The decision earlier this year by the Olympic Park Legacy Company to award the athletic stadium in Stratford, east London, to Premiership football club West Ham United for their use after the games, has predictably unleashed a huge legal can of worms.
For a start, there is the location issue. The stadium is just around a mile from League One club Leyton Orient‘s Brisbane Road ground. They are taking legal action claiming that they could go out of business within a few years.
West Ham’s other bidder for the stadium, fellow Premiership club Tottenham Hotspur, are also taking such action, mainly concerning a £40million loan taken out by Newham Council, a partner in West Ham’s bid.
The organisers may claim that the bidding process was robust and transparent. However, questions have seriously been raised over why they chose a relegation-threatened, debt-laden club, whose average gate have been around 25,000 a game, compared to Tottenham, which is better managed and has a larger support base, which has a huge waiting list for season tickets. Spurs are desperate to leave White Hart Lane because the now-abandoned plans to rebuild their current home contained demands imposed by council planners and local conservationists.

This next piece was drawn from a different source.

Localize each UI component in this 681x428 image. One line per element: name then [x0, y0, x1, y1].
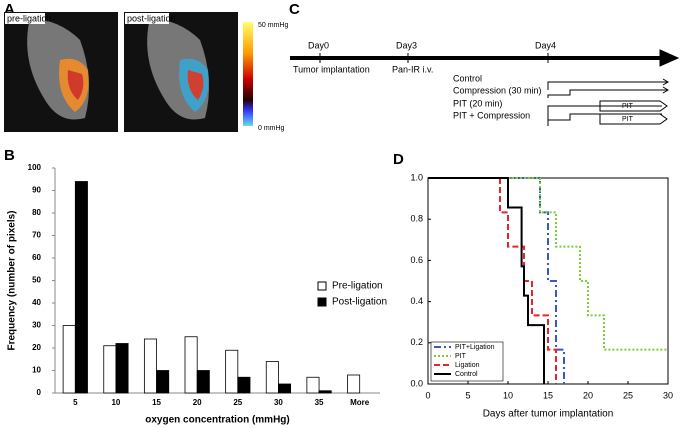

The whole process stinks. Why should a council which has some of the most deprived wards in the country decide to bail out what is essentially a business? The silence of both the Football Association and the Football League on the location issue has been deafening. The OPLC has probably been less than honest in their decision to award the stadium to West Ham. None of the parties in this sorry affair can come out with any credit at all. Whatever happened to a positive legacy of a modern, up-to-date athletics stadium that the whole of the UK, as well as London, can be proud of?
As a West Ham fan, I should be delighted in one day seeing the team at Stratford. But even this is maybe going too far for a club that could be relegated from the Premiership at the end this season. The only legacy from this in the medium term could be playing to a three-quarter empty stadium in the Football League, just to reduce the club’s debts.
It is such a pity that the Olympic legacy is being ruined by such petty legal disputes.